Yugoslavia's economic troubles push it reluctantly toward Soviets

Yugoslavia's unprecedented economic problems struck home a few weeks ago when shoppers in Titograd rioted - over shortages of washing powder. Customers wrecked the premises of shops when detergent ran out before the majority had gotten any. Not even in the hard-pressed days immediately after World War II had consumers made such a disturbance.

It was obvious that the country's economic problems were putting a serious strain on the Belgrade government's credibility.

Soviet Premier Nikolai Tikhonov arrived in Belgrade a short time later, well aware both of Yugoslavia's economic difficulties - it has a foreign debt of some sig-naling renewed awareness of the importance of Yugoslav stability.

The Yugoslavs themselves were facing up to an uncomfortable fact: In the past few years the Soviet Union had moved into first place in their trading list, displacing West Germany and Italy.

Last year trade with the Soviets topped $7 billion, amounting to one-third of all Yugoslav trade. The Soviets supply about half of Yugoslavia's oil: Mr. Tikhonov promised 5.35 million tons this year.

As a Yugoslav commentator put it as Mr. Tikhonov arrived, this represents a ''kind of dependence'' Belgrade would rather not have, or, at least, would like to match with increased ties with the West.

The Yugoslavs managed to hold their own during this first bargaining encounter with the new Kremlin leadership. Growth in trade was contained: For 1983 it remains more or less at 1982's level. And the Yugoslavs got some of the ''economic cooperation'' they have come to prefer to further growth in ordinary commercial exchanges.

The Soviets have undertaken, for example, to finish a $120 million, 500 -megawatt thermoelectric power plant in central Yugoslavia.
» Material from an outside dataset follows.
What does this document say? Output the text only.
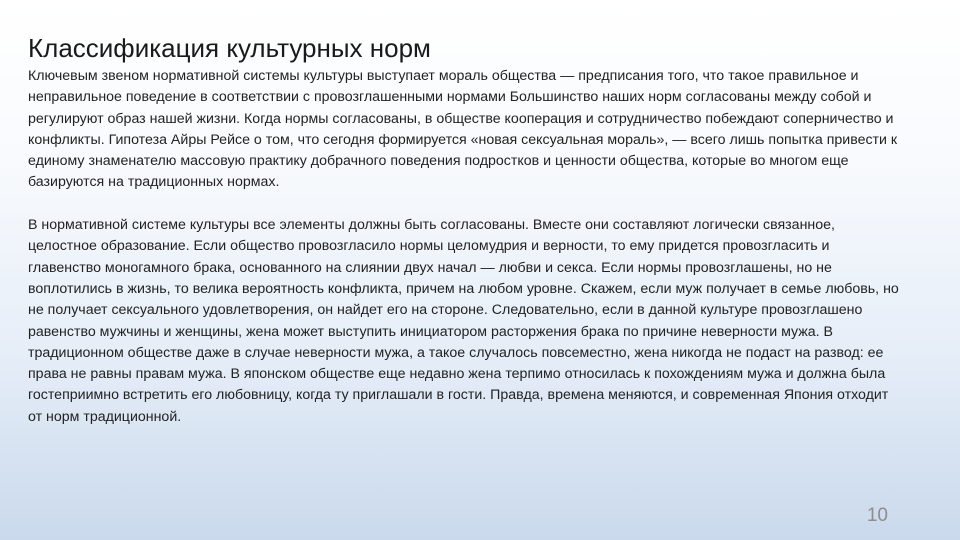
Классификация культурных норм

Ключевым звеном нормативной системы культуры выступает мораль общества — предписания того, что такое правильное и неправильное поведение в соответствии с провозглашенными нормами Большинство наших норм согласованы между собой и регулируют образ нашей жизни. Когда нормы согласованы, в обществе кооперация и сотрудничество побеждают соперничество и конфликты. Гипотеза Айры Рейсе о том, что сегодня формируется «новая сексуальная мораль», — всего лишь попытка привести к единому знаменателю массовую практику добрачного поведения подростков и ценности общества, которые во многом еще базируются на традиционных нормах.

В нормативной системе культуры все элементы должны быть согласованы. Вместе они составляют логически связанное, целостное образование. Если общество провозгласило нормы целомудрия и верности, то ему придется провозгласить и главенство моногамного брака, основанного на слиянии двух начал — любви и секса. Если нормы провозглашены, но не воплотились в жизнь, то велика вероятность конфликта, причем на любом уровне. Скажем, если муж получает в семье любовь, но не получает сексуального удовлетворения, он найдет его на стороне. Следовательно, если в данной культуре провозглашено равенство мужчины и женщины, жена может выступить инициатором расторжения брака по причине неверности мужа. В традиционном обществе даже в случае неверности мужа, а такое случалось повсеместно, жена никогда не подаст на развод: ее права не равны правам мужа. В японском обществе еще недавно жена терпимо относилась к похождениям мужа и должна была гостеприимно встретить его любовницу, когда ту приглашали в гости. Правда, времена меняются, и современная Япония отходит от норм традиционной.

10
It is part of a bilateral cooperation plan worked out with the late Premier Alexei Kosygin in the '70s. Although the plan covered five Soviet investment credits worth more than $1 billion, the Yugoslavs have taken up only half.

The communique with Tikhonov confirmed the mutuality of bilateral relations and recognition of Yugoslav independence and nonalignment. The Yugoslavs always insist on this latter point when dealing with the Soviets. They know well that the price of that independence - like liberty - is eternal vigilance.

The Soviets seem to have been content to play it cool this time, or to deem it best to do so. They are always on the lookout for opportunities to increase their standing in communist but nonaligned Yugoslavia.

Stalin's successors abandoned his heavy-handed tactics, but not his desire to draw Yugoslavia back into the fold. Through the '70s, for example, there were attempts to funnel Soviet ''aid'' to the least-developed republics, where nationalist feeling might linger under the surface.

Western recession in recent years has made it much harder for the Yugoslavs to keep the Russians at bay. Although the Yugoslavs made repeated efforts to persuade the European Community to ease some trade barriers, they have had to turn more to the Eastern market.

Both the US and the West Europeans are indicating a greater awareness of this - and that a more urgent appreciation of the Yugoslav situation was needed.

During a recent visit to Belgrade, Lawrence Eagleburger, a former ambassador to Yugoslavia who is now undersecretary of state for political affairs, reassured his hosts the West felt ''an obligation to help.''

Effective April 1, a new agreement with the EC gave Yugoslavia susbstantial concessions on its exports and access to the European Investment Bank. Commercial bank creditors have agreed on a $4 billion rescue package that includes $600 million in new money and reschedules loans coming due in 1983. And governments, the International Monetary Fund, and the banks are finalizing a big package for refinancing Belgrade's debts (some $20 billion).

The relevance of Western attitudes has become in some measure as crucial as in the early '50s, when the decision was first made to sustain an independent Yugoslavia.

But however helpful the West may be, the post-Tito collective leadership will not get out of the woods unless it overcomes serious regional squabbles about economic policy and convinces its people that it is serious - despite the austerity. And Yugoslav products need to be upgraded to compete on Western markets.

Comparisons are drawn with Poland's present economic plight. But there is one great difference: With its largely open, motivated society, Yugoslavia is infinitely better placed to overcome its problems.